La commisération et les douces paroles ne sont cependant guère suffisantes. La mobilisation des agriculteurs nous touche à juste titre moralement, elle doit aussi nous pousser à agir politiquement. Leur révolte s'inscrit en effet dans la tendance générale à la paupérisation des classes moyennes et populaires, dont nous éprouvons tous, à des degrés divers, les effets.
Au nom d'une guerre qui n'est pas la nôtre, nous avons vu depuis deux ans les prix alimentaires s'enfler à des proportions délirantes (à titre anecdotique, un steak du boucher qui coûtait 2,20€ en 2021 est désormais vendu à 3,60€). Cette flambée des prix touche aussi nos mutuelles, nos factures d'eau et d'électricité ainsi que nos loyers, augmentés chaque moi subrepticement. La tendance ne semble pas près de s'arrêter puisque encore la semaine dernière Bruno Le Maire a annoncé en direct une nouvelle augmentation de 8% du prix de l'électricité. Nous vous laissons apprécier sa rhétorique pleine de nuance et sa sensibilité au sort du peuple : "Si les prix de l’électricité ont flambé, c’est parce que Vladimir Poutine, l’ami de Madame Le Pen, a attaqué l’Ukraine et a fait flamber les prix de l’électricité et du gaz".
Le combat que livrent actuellement les agriculteurs pour une revalorisation de leur niveau de vie, est donc, à bien des égards, aussi le nôtre. Rejoindre la contestation n'est dès lors pas seulement une nécessité morale de solidarité, c'est aussi un impératif stratégique, puisque nous sommes tous victimes de la même politique anti-sociale du Gouvernement et des mêmes appétits prédateurs du capital.
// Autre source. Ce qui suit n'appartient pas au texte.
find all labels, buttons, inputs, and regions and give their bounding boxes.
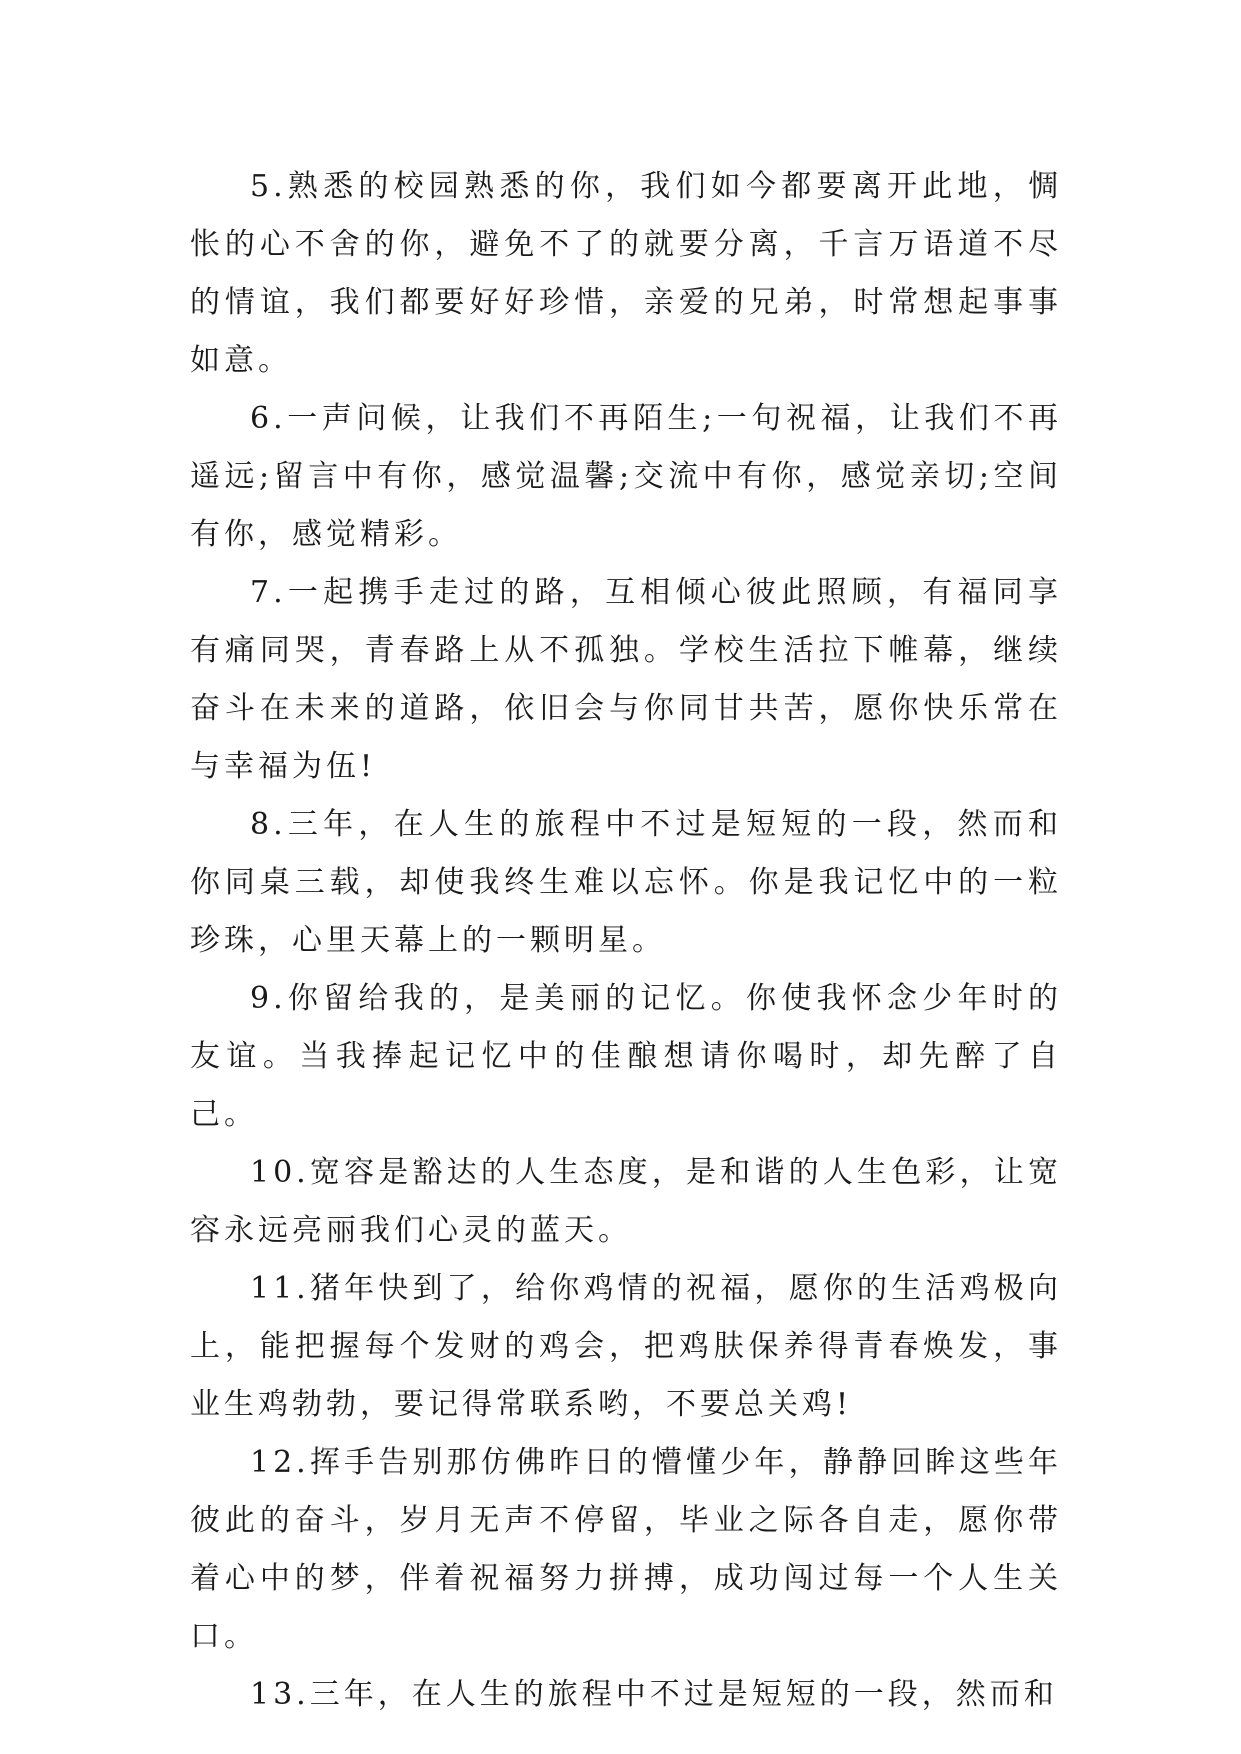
- paragraph-9: 9.你留给我的，是美丽的记忆。你使我怀念少年时的友谊。当我捧起记忆中的佳酿想请你喝时，却先醉了自己。: [190, 981, 1062, 1132]
- document-body: [190, 158, 1062, 1724]
- paragraph-7: 7.一起携手走过的路，互相倾心彼此照顾，有福同享有痛同哭，青春路上从不孤独。学校生活拉下帷幕，继续奋斗在未来的道路，依旧会与你同甘共苦，愿你快乐常在与幸福为伍!: [190, 575, 1062, 784]
- paragraph-10: 10.宽容是豁达的人生态度，是和谐的人生色彩，让宽容永远亮丽我们心灵的蓝天。: [190, 1155, 1062, 1248]
- paragraph-5: 5.熟悉的校园熟悉的你，我们如今都要离开此地，惆怅的心不舍的你，避免不了的就要分离，千言万语道不尽的情谊，我们都要好好珍惜，亲爱的兄弟，时常想起事事如意。: [190, 169, 1062, 378]
- paragraph-13: 13.三年，在人生的旅程中不过是短短的一段，然而和: [250, 1677, 1058, 1712]
- paragraph-11: 11.猪年快到了，给你鸡情的祝福，愿你的生活鸡极向上，能把握每个发财的鸡会，把鸡肤保养得青春焕发，事业生鸡勃勃，要记得常联系哟，不要总关鸡!: [190, 1271, 1062, 1422]
- paragraph-12: 12.挥手告别那仿佛昨日的懵懂少年，静静回眸这些年彼此的奋斗，岁月无声不停留，毕业之际各自走，愿你带着心中的梦，伴着祝福努力拼搏，成功闯过每一个人生关口。: [190, 1445, 1062, 1654]
- paragraph-6: 6.一声问候，让我们不再陌生;一句祝福，让我们不再遥远;留言中有你，感觉温馨;交流中有你，感觉亲切;空间有你，感觉精彩。: [190, 401, 1062, 552]
- paragraph-8: 8.三年，在人生的旅程中不过是短短的一段，然而和你同桌三载，却使我终生难以忘怀。你是我记忆中的一粒珍珠，心里天幕上的一颗明星。: [190, 807, 1062, 958]
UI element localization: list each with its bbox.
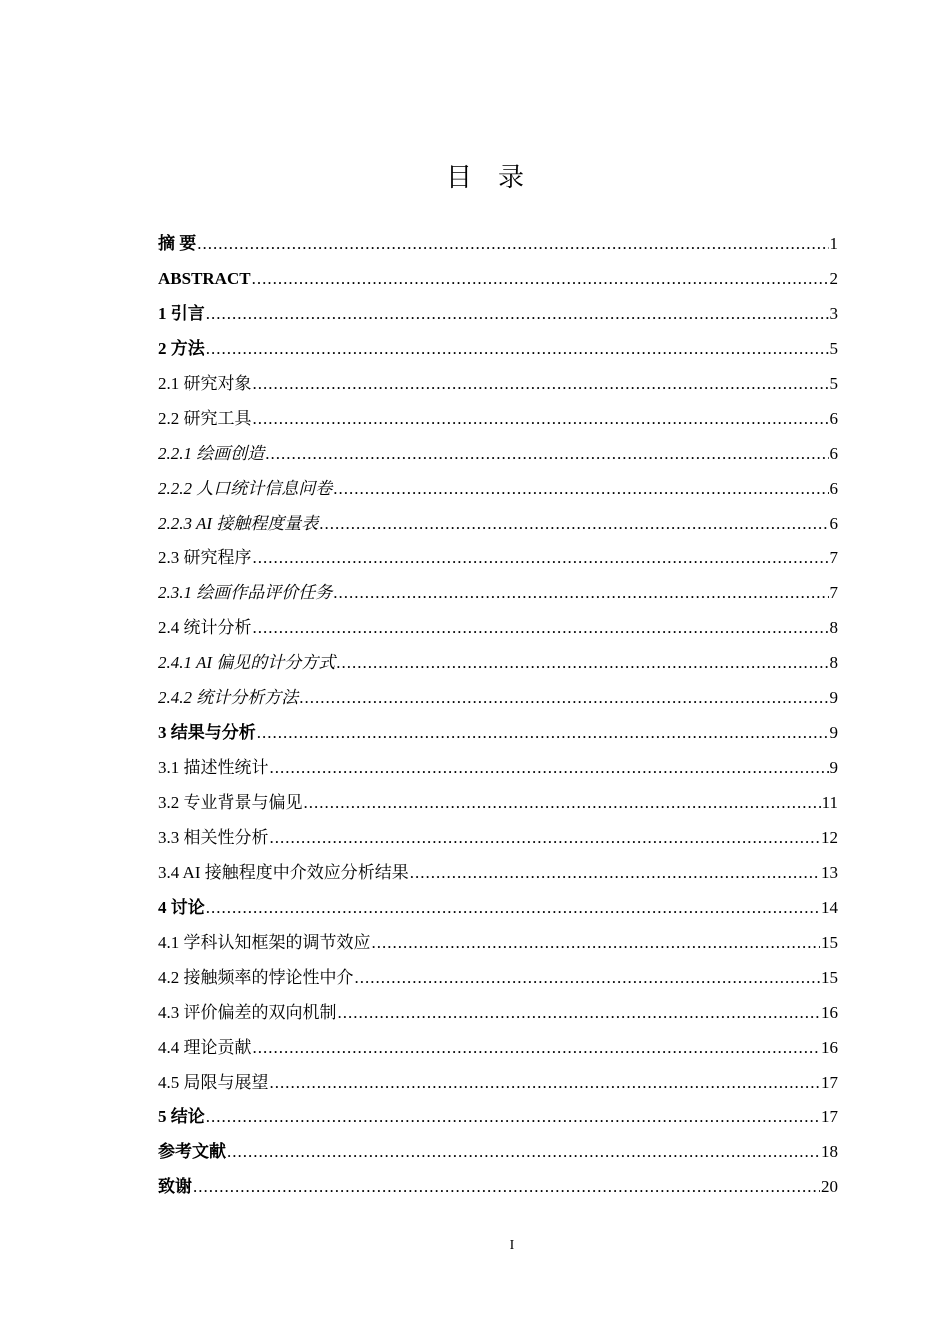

Qui pourrait endosser la responsabilité d'être le porte-voix des mécontents et le déclencheur de leur mobilisation générale ? Les syndicats nous ont trahis lors de la lutte contre la réforme des retraites. Les partis politiques autorisés, mêmes ceux dits "extrêmes" sont embourgeoisés (nous tenons ici à rappeler que le RN a voté à l'unanimité l'augmentation des frais de mandat des députés et que LFI préfère combattre la loi immigration plutôt que la hausse des prix et la casse sociale). Le salut du peuple ne peut venir que de lui-même. Une mobilisation populaire spontanée, semblable à celle des Gilets Jaunes, apparaît de ce point de vue comme la meilleure option. Nous aurions cependant tendance à déconseiller l'utilisation de ce symbole du gilet jaune, traîné dans la boue et rendu sulfureux par les médias dominants. Plus que le symbole vestimentaire, c'est "l'esprit gilet jaune" que nous appelons de nos vœux : à savoir, une mobilisation apolitique de la France qui travaille et qui souffre de l'injustice sociale, celle qui est à découvert à la fin du mois et qui voit les élites se goberger insolemment. Si la pauvreté touchait seulement les classes populaires il y a encore une décennie, elle grignote désormais aussi les classes moyennes. Savez-vous, chers lecteurs, que des enseignantes (!) nous ont confié être obligées de voler de la nourriture pour subvenir aux besoins de leurs enfants ? Que nombre de jeunes avocats de province touchent moins que le SMIC ? Et nous ne parlons pas de ces petits artisans et commerçants pressurés par les taxes qui en sont réduits à contracter des crédits à la consommation pour partir en vacances ou s'acheter un réfrigérateur.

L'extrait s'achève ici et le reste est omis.